Coverage Audit Before Reporting
Before reporting a leaderboard or diagnosing model differences, audit coverage:
- Confirm every base model has the expected task count for the selected view.
- Confirm each intended embedding-variant category exists for each model: base, standalone truncation, standalone quantized search, rescore, truncation x quantized search, and truncation x rescore when those comparisons were intended.

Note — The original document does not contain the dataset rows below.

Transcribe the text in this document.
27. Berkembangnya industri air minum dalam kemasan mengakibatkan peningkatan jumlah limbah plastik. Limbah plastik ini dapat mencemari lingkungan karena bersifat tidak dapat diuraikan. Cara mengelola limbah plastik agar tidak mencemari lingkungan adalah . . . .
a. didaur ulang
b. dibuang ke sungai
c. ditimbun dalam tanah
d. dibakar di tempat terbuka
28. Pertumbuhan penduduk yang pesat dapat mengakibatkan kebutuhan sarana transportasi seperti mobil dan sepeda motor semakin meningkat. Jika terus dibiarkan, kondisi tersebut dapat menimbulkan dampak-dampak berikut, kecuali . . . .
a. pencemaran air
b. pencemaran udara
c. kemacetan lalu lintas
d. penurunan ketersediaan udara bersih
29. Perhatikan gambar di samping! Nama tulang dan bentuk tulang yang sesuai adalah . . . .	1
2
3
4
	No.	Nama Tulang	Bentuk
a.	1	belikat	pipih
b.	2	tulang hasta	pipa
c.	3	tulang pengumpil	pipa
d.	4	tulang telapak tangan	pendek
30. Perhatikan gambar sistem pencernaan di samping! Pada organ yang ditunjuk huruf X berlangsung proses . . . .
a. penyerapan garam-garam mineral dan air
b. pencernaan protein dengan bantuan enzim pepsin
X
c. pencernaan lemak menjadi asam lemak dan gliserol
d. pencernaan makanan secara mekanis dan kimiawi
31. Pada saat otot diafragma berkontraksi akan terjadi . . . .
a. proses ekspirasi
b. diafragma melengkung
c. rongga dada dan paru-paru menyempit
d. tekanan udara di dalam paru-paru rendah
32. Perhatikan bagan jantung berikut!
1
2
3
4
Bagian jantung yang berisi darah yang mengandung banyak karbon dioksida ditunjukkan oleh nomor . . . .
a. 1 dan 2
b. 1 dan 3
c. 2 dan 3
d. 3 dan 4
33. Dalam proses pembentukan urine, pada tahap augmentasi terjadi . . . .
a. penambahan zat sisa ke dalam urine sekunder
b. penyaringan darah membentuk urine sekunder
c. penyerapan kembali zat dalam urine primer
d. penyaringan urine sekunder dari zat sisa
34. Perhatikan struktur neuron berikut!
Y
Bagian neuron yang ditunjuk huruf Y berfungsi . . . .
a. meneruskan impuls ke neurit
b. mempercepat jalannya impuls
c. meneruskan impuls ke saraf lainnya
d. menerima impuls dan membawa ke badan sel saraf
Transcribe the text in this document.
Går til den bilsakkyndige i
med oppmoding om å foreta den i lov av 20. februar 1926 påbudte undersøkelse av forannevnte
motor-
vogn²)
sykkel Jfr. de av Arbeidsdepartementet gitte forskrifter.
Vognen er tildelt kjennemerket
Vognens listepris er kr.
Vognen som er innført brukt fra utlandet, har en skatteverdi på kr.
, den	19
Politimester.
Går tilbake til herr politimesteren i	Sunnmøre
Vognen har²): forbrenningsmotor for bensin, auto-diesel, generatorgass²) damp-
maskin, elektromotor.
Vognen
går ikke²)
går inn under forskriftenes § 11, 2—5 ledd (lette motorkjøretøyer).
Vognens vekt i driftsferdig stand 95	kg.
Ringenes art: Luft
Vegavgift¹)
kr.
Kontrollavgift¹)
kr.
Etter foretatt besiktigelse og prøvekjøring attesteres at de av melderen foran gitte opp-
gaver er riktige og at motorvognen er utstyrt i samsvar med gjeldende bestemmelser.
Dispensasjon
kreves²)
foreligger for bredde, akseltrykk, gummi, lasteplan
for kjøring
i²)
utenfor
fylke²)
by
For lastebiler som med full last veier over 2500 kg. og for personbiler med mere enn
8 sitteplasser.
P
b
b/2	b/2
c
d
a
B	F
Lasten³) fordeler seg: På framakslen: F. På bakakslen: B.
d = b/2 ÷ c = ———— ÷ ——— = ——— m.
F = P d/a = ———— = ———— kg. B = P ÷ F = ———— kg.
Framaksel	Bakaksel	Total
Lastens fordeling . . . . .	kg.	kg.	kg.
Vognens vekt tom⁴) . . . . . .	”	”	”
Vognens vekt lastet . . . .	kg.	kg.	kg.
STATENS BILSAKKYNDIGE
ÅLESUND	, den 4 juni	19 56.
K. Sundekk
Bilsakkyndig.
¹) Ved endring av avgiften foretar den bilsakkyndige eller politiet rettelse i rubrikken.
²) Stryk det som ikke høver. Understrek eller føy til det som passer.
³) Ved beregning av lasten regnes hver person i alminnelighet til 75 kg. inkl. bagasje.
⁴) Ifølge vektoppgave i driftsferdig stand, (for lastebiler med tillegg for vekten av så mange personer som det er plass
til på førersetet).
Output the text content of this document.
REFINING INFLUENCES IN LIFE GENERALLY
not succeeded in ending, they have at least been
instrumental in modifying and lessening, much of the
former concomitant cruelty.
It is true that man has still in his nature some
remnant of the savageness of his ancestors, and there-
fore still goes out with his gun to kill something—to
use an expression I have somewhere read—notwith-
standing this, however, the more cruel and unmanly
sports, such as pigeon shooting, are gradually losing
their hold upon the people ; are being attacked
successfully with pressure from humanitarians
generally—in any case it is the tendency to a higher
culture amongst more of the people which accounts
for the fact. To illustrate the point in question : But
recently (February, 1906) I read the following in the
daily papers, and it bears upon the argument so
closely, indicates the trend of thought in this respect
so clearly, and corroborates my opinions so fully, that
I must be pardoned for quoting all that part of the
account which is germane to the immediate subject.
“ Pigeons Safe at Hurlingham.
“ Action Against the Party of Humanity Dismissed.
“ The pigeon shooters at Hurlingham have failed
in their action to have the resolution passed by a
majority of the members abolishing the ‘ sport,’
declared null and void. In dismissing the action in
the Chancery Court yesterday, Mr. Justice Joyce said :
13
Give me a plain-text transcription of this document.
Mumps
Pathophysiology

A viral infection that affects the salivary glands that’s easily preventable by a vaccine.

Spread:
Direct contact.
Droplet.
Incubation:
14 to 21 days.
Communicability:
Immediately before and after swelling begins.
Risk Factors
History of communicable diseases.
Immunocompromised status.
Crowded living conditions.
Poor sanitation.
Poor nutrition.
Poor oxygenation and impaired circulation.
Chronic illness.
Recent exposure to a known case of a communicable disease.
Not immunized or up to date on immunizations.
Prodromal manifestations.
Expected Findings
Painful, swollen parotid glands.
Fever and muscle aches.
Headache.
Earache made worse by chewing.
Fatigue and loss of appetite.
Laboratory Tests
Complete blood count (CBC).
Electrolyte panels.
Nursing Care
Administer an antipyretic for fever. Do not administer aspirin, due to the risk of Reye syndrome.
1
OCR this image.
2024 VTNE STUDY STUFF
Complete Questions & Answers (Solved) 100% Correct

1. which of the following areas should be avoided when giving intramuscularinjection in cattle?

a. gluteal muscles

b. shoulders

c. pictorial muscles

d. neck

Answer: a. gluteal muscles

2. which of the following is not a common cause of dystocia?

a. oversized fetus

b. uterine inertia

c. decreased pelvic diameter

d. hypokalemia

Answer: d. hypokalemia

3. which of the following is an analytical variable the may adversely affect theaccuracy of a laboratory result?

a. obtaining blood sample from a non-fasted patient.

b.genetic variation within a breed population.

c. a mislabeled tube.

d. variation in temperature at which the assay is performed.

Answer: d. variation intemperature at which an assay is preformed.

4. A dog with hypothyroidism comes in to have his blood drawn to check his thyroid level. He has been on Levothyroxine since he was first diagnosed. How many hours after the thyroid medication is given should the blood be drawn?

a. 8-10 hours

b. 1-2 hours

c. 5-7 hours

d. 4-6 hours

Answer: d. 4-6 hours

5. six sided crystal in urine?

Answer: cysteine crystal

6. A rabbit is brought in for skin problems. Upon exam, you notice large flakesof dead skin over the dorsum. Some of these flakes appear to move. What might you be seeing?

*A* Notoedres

- Compare variant task counts against the model's base task count. Any variant with fewer rows needs investigation before it is used in a ranking. If the missing variant is a truncate dimension equal to the base embedding dimension, it should have been skipped as a no-op.
- Inspect missing
(benchmark, task_key)pairs for incomplete variants. - Confirm output JSON
config.embedding_variantscontains the intended variants. A dense truncation run should include standalone truncation, full-dim quantized/rescore, and truncation x quantized/rescore variants unless--no-default-embedding-variantswas used. - Rebuild DuckDB/HTML viewer artifacts after adding or correcting benchmark results.
Useful DuckDB checks:
SELECT
model_name,
COALESCE(embedding_variant_name, 'base') AS variant,
embedding_dim,
quantization,
COUNT(*) AS task_rows,
COUNT(DISTINCT benchmark || '::' || task_key) AS distinct_tasks
FROM task_results
GROUP BY ALL
ORDER BY model_name, variant;
WITH base_tasks AS (
SELECT DISTINCT model_name, benchmark, task_key
FROM task_results
WHERE embedding_variant_name IS NULL
),
variants AS (
SELECT DISTINCT model_name, embedding_variant_name
FROM task_results
WHERE embedding_variant_name IS NOT NULL
),
variant_tasks AS (
SELECT DISTINCT model_name, embedding_variant_name, benchmark, task_key
FROM task_results
WHERE embedding_variant_name IS NOT NULL
)
SELECT
v.model_name,
v.embedding_variant_name,
COUNT(*) AS missing_tasks
FROM variants v
JOIN base_tasks b USING (model_name)
LEFT JOIN variant_tasks vt
ON vt.model_name = v.model_name
AND vt.embedding_variant_name = v.embedding_variant_name
AND vt.benchmark = b.benchmark
AND vt.task_key = b.task_key
WHERE vt.task_key IS NULL
GROUP BY ALL
ORDER BY model_name, embedding_variant_name;
Summarize failures plainly. If a model keeps failing after reasonable batch-size and attention fallbacks, mark it skipped with the exact reason.